I am fastidious in financial matters. I have receipts for receipts. I run monthly balance sheets, quarterly balance sheets, year end spreadsheets that make my fragile heart go pitter-pat in their virtuous accuracy. I prove totals in every conceivable way. I can defend whatever it is we have done. I abandoned the shoe search and called the IRS. I heard a recording, from a department I had sent correspondence to almost 3 years ago, about an issue that is now irrelevant.
The following morning, I was out on the loose before seven, when my favorite bakery opens. I wanted coffee. The downtown Starbucks was open. I could have gone to any number of breakfast joints but I didn’t want to smell like grease for the remainder of the day. I could have gone to Dunkin Donuts too but there’s a Dunkin Donuts here; I don’t go to it very often, so why would I seek one out Somewhere Else?
I look forward to coffee in the morning. It’s one of the few pleasures left to me. As I opened the door to the Starbucks’ living room, I noticed background laughter. I ordered my coffee, took it to the condiment counter, spoke for a moment to the gentleman next to me, while I added cream to my coffee. I was sussing out the available seating when I heard an uproar of riotous laughter. Hmmm, I could sit in the corner like a wallflower or I could sit next to those happy, noisy, people.
I sat next to the raucous, fun, people. All three of them had grey hair and spectacles. They did not hold back. I overheard them talking about the bracing turn the temperature had taken. I commented. I became a cacophony contributor. They asked me if I was a writer. I was wearing wide wale corduroy pants. They insisted I was funny and suggested I do stand-up.
People often think I am funny. I do not intend to be funny. I am direct, which is often mistaken for humor. It could be that my life is sadly pathetic and people laugh because they think it must be a joke. I’m not sure.
Anyhow, before I was done with my coffee I’d told them about the underlying love in my husband’s delivery of the disconcerting IRS message, explained to them that I work all the damn time for no good reason that I can discern, that blended families are an urban myth, that testosterone should be regulated, and lamented the days gone by when I burned the candle at both ends came home in the wee hours took a shower went to work and did it all over again. By then it was seven. I left to go to the bakery.

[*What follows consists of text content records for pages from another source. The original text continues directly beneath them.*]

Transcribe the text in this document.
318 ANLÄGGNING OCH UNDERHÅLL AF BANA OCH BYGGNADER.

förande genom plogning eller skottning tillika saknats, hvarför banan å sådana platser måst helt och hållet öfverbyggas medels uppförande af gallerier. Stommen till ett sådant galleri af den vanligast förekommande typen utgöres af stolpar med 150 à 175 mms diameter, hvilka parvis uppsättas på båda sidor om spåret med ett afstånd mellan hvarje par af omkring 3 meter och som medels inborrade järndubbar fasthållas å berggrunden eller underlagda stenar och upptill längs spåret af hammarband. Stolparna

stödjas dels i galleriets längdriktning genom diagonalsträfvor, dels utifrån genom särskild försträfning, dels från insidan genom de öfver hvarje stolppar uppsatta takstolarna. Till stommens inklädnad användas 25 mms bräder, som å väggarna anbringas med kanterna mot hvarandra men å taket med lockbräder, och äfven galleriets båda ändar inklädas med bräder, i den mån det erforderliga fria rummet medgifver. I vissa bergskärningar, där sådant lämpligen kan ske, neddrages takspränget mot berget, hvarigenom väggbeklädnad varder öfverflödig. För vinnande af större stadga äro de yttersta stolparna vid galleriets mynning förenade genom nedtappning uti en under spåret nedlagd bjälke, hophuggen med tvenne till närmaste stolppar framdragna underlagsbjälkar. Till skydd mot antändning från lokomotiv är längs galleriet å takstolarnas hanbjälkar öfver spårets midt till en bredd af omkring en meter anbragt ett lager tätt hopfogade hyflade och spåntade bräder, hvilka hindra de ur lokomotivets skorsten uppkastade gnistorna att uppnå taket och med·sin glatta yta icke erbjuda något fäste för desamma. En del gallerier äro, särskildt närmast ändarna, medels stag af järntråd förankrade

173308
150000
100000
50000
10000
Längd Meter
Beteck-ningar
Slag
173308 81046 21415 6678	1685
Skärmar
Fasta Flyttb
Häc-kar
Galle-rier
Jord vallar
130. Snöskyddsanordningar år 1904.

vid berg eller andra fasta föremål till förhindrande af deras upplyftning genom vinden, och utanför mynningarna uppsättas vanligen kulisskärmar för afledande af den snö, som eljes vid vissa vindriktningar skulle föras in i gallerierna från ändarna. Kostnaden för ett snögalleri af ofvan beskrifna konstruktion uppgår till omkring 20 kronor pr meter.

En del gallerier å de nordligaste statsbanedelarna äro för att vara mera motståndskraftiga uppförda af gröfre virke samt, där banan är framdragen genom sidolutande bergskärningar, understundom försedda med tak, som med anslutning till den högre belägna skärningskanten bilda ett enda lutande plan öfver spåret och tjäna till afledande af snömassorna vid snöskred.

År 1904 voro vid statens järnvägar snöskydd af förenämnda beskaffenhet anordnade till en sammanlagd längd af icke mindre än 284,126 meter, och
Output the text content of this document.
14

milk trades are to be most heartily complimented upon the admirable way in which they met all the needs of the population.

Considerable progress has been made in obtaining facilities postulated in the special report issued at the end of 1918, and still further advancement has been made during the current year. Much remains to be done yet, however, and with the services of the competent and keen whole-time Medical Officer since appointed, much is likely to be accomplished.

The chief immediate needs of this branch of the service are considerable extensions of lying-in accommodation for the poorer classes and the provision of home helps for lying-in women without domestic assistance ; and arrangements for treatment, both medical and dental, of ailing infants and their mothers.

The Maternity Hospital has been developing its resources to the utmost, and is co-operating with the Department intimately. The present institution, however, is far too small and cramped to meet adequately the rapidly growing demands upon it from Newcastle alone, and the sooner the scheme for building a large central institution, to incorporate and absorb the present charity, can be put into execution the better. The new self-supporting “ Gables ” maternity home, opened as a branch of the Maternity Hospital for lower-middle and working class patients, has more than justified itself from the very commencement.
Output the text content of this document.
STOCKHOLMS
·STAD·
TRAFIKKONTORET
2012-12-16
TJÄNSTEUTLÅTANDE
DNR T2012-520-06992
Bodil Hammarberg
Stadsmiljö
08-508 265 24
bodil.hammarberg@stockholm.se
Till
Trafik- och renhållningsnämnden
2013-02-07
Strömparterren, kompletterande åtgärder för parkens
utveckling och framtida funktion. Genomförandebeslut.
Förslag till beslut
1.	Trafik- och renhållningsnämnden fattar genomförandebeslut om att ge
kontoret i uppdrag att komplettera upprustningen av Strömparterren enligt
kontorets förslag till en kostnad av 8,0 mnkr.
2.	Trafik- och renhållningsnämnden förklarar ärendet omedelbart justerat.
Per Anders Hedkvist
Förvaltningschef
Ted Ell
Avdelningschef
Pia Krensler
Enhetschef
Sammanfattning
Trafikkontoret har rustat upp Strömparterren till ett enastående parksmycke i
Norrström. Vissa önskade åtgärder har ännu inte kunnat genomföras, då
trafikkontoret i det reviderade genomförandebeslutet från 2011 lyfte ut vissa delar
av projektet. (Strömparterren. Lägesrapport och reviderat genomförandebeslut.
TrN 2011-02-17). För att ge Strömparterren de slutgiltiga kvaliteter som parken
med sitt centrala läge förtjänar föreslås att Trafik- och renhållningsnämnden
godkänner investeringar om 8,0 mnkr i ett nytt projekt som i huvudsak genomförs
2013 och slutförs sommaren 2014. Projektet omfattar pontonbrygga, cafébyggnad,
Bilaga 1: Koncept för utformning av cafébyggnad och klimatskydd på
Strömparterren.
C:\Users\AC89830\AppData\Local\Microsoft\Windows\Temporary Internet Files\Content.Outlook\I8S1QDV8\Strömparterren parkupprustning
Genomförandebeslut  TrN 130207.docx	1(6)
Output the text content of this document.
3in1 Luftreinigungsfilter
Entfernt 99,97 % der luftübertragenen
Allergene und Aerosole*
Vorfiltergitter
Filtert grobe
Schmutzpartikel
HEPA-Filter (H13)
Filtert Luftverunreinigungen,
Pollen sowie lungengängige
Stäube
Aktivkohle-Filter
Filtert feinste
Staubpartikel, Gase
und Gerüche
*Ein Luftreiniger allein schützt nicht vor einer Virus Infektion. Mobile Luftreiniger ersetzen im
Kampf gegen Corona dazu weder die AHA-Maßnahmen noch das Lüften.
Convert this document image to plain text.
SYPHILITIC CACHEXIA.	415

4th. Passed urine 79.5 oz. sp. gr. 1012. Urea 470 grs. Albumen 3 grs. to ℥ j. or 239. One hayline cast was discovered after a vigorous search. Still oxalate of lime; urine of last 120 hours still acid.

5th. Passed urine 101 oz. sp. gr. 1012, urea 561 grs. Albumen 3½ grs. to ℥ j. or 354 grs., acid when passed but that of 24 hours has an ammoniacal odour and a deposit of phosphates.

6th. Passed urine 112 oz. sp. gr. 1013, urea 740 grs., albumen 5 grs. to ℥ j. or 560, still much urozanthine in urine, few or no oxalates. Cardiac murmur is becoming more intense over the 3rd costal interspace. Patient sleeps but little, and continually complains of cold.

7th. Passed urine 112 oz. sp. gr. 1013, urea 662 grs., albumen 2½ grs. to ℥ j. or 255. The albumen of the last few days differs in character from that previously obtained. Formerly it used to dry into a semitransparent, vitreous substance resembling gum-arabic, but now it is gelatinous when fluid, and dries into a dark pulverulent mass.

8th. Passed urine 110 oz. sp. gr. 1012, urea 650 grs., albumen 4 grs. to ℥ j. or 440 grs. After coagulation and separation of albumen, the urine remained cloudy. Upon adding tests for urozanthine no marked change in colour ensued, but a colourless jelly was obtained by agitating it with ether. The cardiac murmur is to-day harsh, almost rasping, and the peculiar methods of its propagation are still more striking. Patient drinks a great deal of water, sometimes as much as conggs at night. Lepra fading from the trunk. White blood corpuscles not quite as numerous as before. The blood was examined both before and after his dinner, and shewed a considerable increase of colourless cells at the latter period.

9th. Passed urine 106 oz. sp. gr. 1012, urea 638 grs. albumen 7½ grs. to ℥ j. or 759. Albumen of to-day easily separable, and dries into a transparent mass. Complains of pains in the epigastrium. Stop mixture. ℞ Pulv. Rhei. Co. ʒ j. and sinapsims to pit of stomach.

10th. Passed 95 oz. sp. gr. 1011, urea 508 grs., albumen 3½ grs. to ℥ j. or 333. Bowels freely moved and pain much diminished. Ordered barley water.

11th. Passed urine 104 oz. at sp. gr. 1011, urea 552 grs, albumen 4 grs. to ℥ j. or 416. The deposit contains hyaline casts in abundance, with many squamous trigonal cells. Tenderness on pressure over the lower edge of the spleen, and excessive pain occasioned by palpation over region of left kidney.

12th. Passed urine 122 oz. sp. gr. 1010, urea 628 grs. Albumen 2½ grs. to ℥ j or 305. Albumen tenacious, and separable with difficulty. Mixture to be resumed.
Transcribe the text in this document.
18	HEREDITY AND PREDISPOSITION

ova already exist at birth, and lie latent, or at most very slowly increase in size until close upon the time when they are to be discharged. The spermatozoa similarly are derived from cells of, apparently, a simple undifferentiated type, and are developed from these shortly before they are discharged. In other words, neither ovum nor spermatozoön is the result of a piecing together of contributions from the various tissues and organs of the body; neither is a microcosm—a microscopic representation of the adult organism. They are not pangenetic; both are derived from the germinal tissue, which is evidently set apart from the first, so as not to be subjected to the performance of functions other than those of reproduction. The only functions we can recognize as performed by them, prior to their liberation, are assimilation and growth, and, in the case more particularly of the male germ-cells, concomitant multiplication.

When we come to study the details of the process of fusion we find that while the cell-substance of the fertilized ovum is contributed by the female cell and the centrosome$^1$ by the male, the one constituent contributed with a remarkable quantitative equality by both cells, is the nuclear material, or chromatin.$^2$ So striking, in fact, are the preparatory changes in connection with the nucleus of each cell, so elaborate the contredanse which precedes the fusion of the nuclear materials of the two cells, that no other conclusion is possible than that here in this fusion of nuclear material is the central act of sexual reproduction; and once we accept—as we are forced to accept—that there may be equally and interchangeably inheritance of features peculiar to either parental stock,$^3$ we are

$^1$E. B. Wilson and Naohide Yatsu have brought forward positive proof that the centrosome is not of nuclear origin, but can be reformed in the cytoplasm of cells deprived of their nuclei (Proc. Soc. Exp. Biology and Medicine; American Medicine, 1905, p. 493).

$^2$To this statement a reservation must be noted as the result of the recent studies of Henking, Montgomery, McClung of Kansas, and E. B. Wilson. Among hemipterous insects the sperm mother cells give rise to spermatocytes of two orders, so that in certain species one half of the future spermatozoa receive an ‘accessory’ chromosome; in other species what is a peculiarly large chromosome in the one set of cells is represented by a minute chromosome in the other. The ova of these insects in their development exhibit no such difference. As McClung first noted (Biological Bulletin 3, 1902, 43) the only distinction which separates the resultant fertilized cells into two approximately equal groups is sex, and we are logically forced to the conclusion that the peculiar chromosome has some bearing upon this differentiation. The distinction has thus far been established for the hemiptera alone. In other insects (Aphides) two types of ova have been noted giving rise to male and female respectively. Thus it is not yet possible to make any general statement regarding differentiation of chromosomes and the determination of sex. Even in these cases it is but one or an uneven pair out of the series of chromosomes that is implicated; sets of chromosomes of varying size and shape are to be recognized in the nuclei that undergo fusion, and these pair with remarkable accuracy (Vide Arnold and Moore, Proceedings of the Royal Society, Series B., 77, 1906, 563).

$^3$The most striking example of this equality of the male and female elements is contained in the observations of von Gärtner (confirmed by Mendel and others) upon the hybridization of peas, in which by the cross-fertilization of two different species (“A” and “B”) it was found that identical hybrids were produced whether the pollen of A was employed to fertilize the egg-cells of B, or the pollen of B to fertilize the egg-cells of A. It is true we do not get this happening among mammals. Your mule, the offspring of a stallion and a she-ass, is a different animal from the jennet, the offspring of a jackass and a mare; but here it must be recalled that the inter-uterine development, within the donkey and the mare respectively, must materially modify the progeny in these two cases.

I took coffee and pastries back to the hotel for the Red Haired Philosopher. She was in town for two weddings. I loved seeing her for the the short time that I did. She was very busy with her friends and their weddings, busy burning the candle at both ends. I didn’t mind the least little bit. I’ve been where I am for a long while, so long that there is nothing new about it, or me. Like summer flowers, I have gone by. I don’t mind. I’m glad to be home so I can sleep.